Etiology and therapy of pharyngeal perforations

PP is a challenging clinical entity that requires careful consideration regarding diagnosis and treatment. The rarity of PP and the diversity of its causative factors underscore the need for dedicated research and differentiated approaches to improve patient outcomes [1, 2].

Our study, focused on iatrogenic and traumatic PP, delves into the complexities surrounding diagnostic and treatment interventions. The comprehensive review of medical records from 36 patients treated at the Quaternary Medical Center of Otorhinolaryngology between 2010 and 2020 forms the basis of our insights.

Our findings suggest an association between the location of pharyngeal perforation and the risk of mortality during hospitalization. Specifically, patients with hypopharyngeal perforations have an almost 42-fold higher risk of mortality compared to those with epipharyngeal or oropharyngeal perforations. This emphasizes the need for tailored interventions, vigilant monitoring, and potentially different treatment modalities based on the perforation site. However, these results should be interpreted with caution due to the limited patient sample.

PP may be suspected from the history and findings on physical examination, but the diagnosis depends on imaging and endoscopic examination [4, 7]. If a perforation is identified endoscopically, it may also be closed simultaneously with an endoscopic closure technique, depending on certain criteria such as the location, size and margins of the defect. Endoscopic closure techniques include Through-the-Scope-Clips, Over-the-Scope-Clips, esophageal stents and endoscopic suturing techniques [20].

The gold standard for the diagnosis of PP is imaging by contrast esophagography with a water-soluble contrast agent. Barium provides better contrast images, but may cause a more severe inflammatory reaction, therefore water-soluble contrast media with minimal mediastinal irritation is preferred [7, 21,22,23].

Computed tomography with oral or intravenous contrast has a high sensitivity. CT with contrast media should be considered as the first imaging test for PP [24, 25].

Our study shows that computed tomography was initially performed for diagnosis in 29 patients (80.5%), whereas contrast esophagography with a water-soluble contrast agent was not used as initial diagnosis. Contrast esophagography with a water-soluble contrast agent was only performed as control imaging. Computed tomography was used not only for initial diagnosis but also for follow-up in 25 patients (69.4%).

A quick and correct diagnosis is very important, a delayed diagnosis leads to a delayed therapy and a therapy delayed more than 24 h can lead to a higher morbidity [26,27,28,29]. A delay in treatment of 12–24 h allows sufficient leakage of saliva and bacteria surrounding loose areolar tissue to produce a purulent infection and an intensifying inflammatory response [30]. This inflammation in the fascial spaces of the head and neck may allow rapid downward spread of infection into the mediastinum under gravity and negative intrathoracic pressure [31].

In our study, the interval between perforation or event that caused perforation and diagnosis was between 0 and 6 days. The interval was between 1 and 6 days in 13 patients (36%), in other 23 patients (63.88%) perforation was identified on the same day.

Due to a lack of sufficient studies, the treatment method for perforations is still controversial today. After an adequate diagnosis, it is important to start therapy quickly. Whether conservative therapy or surgical therapy, the nasogastric feeding tube is one of the most important procedures for therapy of PP, which can also be inserted during panendoscopy [9]. The most commonly used antibiotics in the treatment of PP are cefuroxime and metronidazole as well as imipenem and meropenem [2]. Cefuroxime is effective against most gram-negative and gram-positive aerobes and metronidazole is highly effective against anaerobes [32, 33].

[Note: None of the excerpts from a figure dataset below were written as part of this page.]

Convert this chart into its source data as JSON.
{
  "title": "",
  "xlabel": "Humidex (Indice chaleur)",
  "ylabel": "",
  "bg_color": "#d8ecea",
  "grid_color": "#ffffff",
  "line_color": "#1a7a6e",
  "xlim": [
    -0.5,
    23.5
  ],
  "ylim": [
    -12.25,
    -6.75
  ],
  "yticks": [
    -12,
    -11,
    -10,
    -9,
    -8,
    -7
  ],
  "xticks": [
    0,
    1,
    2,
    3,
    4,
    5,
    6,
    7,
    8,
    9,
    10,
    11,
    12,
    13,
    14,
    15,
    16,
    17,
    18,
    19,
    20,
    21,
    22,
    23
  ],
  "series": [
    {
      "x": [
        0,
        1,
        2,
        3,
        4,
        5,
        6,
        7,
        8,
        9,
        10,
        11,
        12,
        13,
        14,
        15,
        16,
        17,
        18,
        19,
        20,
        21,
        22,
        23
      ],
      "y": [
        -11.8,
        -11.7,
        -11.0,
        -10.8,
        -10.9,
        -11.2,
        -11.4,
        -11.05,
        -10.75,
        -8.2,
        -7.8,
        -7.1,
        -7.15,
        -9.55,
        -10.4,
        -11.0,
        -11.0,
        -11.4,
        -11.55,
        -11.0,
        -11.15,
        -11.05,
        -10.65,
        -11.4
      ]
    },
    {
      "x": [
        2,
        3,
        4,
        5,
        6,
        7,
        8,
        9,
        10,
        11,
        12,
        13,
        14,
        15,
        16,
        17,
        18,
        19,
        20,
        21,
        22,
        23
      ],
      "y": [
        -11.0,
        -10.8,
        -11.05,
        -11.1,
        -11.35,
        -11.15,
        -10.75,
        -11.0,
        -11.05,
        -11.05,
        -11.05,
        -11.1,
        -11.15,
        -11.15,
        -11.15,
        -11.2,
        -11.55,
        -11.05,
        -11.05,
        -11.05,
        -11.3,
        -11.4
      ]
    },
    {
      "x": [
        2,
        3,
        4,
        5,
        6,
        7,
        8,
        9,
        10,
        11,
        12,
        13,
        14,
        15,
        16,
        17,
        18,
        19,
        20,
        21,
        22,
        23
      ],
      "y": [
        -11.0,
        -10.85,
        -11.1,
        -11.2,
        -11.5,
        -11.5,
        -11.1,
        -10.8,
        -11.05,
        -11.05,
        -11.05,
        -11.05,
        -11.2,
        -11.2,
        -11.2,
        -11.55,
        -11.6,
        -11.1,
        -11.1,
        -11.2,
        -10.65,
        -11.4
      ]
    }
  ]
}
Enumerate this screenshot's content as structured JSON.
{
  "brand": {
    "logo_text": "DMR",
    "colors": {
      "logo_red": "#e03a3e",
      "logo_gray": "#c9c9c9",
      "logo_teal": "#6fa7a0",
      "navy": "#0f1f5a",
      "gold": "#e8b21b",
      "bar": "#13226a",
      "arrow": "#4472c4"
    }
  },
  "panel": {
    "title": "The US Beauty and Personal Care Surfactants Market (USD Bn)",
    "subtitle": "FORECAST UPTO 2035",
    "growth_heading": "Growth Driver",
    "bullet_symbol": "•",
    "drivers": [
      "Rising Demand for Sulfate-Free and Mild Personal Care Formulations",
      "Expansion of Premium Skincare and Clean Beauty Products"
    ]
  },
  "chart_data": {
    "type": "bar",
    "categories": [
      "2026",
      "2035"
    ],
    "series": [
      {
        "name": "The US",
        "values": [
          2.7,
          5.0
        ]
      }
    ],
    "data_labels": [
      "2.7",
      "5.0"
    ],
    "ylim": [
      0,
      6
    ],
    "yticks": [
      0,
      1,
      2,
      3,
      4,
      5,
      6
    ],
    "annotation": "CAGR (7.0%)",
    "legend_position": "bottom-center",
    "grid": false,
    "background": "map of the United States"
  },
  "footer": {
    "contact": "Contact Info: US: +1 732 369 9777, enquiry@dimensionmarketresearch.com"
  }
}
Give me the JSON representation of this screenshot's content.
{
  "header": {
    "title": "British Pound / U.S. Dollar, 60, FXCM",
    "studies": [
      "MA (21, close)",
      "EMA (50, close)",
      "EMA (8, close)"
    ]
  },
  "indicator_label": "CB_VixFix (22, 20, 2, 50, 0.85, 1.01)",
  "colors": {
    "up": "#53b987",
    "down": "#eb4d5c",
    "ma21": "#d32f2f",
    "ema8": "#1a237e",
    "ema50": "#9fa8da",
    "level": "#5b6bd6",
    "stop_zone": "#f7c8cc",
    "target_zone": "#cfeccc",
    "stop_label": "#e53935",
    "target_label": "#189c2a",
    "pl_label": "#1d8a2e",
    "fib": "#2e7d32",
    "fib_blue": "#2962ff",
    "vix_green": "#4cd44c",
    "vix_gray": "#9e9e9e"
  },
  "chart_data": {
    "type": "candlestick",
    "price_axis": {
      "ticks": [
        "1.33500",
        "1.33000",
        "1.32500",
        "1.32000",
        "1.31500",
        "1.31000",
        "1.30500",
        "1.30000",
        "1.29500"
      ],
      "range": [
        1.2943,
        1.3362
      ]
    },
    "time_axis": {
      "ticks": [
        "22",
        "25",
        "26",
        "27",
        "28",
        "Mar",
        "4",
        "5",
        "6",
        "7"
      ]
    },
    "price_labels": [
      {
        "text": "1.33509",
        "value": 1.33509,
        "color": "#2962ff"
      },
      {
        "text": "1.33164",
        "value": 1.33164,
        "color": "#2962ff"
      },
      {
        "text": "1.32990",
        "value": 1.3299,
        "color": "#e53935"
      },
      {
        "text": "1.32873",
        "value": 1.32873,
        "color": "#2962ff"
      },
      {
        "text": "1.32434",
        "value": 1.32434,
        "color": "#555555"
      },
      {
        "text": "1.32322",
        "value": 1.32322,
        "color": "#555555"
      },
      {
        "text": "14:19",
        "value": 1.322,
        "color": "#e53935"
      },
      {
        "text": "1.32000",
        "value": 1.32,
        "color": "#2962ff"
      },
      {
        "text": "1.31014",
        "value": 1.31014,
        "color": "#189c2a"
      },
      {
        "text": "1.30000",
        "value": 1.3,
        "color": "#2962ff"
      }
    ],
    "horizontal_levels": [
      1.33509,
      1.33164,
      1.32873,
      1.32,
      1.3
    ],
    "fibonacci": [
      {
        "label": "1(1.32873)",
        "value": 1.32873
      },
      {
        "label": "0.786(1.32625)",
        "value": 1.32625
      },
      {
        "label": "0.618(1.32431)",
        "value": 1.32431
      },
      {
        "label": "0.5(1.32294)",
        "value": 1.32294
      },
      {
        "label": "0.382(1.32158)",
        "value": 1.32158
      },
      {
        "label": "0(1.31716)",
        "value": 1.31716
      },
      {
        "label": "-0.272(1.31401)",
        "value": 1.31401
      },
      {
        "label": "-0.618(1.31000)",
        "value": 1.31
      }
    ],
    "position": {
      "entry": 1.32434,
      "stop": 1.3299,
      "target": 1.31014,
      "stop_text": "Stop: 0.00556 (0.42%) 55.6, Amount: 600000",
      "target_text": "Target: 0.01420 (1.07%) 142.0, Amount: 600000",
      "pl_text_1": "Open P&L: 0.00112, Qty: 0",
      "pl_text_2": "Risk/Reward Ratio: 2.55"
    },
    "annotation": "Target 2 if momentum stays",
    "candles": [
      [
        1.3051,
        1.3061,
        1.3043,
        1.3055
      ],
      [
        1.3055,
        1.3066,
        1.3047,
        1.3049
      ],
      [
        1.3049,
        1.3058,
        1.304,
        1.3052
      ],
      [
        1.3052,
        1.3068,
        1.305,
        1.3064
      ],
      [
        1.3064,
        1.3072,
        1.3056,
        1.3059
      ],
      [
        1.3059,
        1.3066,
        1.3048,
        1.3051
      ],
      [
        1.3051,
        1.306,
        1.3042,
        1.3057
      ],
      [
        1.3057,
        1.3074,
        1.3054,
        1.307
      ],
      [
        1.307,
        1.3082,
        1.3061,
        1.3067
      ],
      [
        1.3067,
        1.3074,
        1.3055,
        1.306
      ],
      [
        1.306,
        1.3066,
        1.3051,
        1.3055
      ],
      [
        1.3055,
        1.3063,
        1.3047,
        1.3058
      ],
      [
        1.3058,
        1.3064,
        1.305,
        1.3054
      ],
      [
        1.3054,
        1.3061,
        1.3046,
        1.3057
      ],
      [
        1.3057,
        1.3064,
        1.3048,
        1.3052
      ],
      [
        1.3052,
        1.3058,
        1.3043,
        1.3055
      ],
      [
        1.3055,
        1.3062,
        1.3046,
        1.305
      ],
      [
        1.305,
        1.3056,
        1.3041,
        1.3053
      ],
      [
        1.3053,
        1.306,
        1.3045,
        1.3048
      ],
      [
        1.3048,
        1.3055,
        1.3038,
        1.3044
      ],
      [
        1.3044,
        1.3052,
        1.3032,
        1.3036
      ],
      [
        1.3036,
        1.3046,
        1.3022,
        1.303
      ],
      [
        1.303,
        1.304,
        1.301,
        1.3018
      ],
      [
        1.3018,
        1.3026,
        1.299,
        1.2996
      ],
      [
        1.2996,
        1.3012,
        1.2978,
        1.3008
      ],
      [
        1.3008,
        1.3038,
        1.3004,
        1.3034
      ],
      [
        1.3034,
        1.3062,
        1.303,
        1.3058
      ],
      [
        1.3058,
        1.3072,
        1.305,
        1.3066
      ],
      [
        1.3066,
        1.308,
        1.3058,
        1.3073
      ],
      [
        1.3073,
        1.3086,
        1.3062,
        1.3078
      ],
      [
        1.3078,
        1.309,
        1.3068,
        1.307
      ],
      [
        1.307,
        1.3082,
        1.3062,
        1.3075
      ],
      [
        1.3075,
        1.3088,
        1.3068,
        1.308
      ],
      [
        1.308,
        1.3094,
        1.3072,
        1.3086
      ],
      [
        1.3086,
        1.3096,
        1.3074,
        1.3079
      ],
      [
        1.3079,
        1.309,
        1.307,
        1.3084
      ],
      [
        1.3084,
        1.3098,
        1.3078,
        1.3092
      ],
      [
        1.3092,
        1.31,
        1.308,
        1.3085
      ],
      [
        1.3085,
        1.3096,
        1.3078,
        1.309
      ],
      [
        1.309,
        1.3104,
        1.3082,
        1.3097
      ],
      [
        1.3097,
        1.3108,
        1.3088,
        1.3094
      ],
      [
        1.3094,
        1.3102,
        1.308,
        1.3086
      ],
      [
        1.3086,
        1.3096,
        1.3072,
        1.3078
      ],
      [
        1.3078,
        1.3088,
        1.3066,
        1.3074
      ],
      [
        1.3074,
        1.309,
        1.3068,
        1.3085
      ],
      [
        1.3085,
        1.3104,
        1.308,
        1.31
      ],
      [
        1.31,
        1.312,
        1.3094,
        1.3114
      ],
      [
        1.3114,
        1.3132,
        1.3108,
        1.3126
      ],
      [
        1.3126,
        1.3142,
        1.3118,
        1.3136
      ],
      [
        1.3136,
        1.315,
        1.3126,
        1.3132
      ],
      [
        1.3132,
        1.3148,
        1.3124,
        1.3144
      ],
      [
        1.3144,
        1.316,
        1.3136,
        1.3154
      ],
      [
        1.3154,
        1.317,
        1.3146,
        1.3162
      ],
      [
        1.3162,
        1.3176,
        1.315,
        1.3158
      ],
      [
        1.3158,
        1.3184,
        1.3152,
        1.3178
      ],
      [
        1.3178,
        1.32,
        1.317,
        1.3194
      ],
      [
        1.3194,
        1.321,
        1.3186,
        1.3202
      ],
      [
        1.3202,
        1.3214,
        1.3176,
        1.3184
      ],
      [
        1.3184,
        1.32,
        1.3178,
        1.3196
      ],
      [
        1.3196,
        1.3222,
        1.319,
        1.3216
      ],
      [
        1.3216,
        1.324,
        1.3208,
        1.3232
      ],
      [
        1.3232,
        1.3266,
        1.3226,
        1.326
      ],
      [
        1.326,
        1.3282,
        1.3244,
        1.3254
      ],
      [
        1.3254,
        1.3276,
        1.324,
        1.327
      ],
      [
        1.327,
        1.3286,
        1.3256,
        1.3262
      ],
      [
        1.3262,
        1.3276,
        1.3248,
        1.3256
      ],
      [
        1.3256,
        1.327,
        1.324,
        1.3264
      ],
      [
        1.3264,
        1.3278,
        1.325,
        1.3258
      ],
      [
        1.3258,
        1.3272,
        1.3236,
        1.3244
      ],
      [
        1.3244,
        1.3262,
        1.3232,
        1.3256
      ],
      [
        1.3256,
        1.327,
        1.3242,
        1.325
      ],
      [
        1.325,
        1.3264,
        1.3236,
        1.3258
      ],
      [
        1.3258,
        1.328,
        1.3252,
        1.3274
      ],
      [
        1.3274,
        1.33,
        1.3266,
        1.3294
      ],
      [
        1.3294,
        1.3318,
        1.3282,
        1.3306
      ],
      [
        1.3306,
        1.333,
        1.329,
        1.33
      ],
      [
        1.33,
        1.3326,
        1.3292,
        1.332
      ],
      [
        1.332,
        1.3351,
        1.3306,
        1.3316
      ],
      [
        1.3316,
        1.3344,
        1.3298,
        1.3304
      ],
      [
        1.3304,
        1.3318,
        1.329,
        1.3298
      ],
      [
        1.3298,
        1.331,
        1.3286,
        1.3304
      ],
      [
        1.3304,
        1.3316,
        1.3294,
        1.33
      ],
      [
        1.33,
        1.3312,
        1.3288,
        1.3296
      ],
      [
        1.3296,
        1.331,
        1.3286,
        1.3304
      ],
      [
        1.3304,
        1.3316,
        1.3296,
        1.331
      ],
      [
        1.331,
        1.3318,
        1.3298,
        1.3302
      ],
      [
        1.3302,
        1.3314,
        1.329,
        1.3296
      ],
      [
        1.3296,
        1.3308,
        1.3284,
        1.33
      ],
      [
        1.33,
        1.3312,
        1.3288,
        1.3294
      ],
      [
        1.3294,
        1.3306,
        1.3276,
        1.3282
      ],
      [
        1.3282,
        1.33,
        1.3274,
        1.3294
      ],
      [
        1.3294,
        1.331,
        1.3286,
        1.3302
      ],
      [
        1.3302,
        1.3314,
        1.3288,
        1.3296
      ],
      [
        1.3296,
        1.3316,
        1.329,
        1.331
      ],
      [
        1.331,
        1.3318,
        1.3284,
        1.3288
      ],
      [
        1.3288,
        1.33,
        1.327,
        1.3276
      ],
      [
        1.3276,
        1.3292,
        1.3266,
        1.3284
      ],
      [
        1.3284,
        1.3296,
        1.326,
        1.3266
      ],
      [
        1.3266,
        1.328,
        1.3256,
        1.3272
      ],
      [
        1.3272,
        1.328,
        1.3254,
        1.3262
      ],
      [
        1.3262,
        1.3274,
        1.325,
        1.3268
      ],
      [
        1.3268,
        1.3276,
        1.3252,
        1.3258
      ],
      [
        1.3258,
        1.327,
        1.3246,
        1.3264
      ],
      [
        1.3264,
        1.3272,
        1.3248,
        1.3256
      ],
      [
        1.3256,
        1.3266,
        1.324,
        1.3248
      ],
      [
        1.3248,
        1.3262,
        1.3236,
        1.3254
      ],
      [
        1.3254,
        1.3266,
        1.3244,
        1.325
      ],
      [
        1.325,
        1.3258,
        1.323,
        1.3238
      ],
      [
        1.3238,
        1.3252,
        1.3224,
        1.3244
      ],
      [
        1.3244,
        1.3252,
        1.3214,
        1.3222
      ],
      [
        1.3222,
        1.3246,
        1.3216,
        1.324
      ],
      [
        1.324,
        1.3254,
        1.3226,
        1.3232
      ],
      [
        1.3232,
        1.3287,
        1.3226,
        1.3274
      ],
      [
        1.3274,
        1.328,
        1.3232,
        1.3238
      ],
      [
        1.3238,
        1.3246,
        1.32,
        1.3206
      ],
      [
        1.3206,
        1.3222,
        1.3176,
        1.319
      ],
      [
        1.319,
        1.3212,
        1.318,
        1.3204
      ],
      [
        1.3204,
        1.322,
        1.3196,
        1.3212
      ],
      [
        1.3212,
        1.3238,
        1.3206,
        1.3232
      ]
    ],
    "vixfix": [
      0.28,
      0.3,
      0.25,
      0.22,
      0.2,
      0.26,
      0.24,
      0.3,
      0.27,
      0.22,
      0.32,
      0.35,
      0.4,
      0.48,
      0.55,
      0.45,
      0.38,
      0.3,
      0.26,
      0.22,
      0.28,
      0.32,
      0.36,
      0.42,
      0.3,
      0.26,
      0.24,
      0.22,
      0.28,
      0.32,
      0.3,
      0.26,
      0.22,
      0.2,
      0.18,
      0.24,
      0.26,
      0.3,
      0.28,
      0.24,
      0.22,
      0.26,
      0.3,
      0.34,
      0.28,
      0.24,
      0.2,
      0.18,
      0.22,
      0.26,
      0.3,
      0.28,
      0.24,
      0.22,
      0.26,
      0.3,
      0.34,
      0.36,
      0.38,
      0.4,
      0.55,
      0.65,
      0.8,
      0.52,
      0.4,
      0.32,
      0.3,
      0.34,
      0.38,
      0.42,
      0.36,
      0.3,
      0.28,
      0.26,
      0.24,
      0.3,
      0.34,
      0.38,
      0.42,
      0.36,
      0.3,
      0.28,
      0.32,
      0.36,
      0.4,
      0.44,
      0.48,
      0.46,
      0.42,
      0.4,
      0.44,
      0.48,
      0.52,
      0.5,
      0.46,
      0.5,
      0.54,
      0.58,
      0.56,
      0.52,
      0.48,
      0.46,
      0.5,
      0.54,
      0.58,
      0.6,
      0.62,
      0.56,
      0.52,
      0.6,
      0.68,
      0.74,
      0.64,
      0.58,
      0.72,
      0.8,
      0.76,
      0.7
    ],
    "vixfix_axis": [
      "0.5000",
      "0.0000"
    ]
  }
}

According to our data, all 36 patients (100%) were treated surgically. The most frequently performed procedure was transcervical mucosal suture (n = 19/52.78%). Surgical intervention as a first and repeat procedure together was performed in 4 (11%) patients using transcervical mucosal sutures with flap closure techniques such as pectoralis and free flap procedures. Despite initial adequate surgical and antibiotic therapy as well as feeding via nasogastric tube, surgical interventions should have been performed again in 15 patients (41.66%). The number of surgical interventions performed varied from 1 to 10, depending on the complications after the initial surgery. Cephalosporins in combination with metronidazole were used in 22 patients (61%). A total of 35 patients (97%) were treated with antibiotics.

Depending on localization perforations smaller than 2 cm can be treated conservatively with observation, gastric tube and intravenous antibiotics; however, if lesions are larger than 2 cm, surgical therapy, if necessary, neck exploration with drainage is recommended [8].

After approximately 5–21 days after insertion of the gastric tube in the case of surgical or conservative therapy before removal of a gastric tube, a contrast esophagography with a water-soluble contrast medium is recommended to exclude extravasation [34].

Our retrospective study showed that mortality was rather low compared to other studies. However, the management of PP is still controversial until now. Collaborative efforts, prospective studies, and multicenter investigations are essential to develop more accurate concepts and recommendations for the diagnosis and treatment of pharyngeal perforations.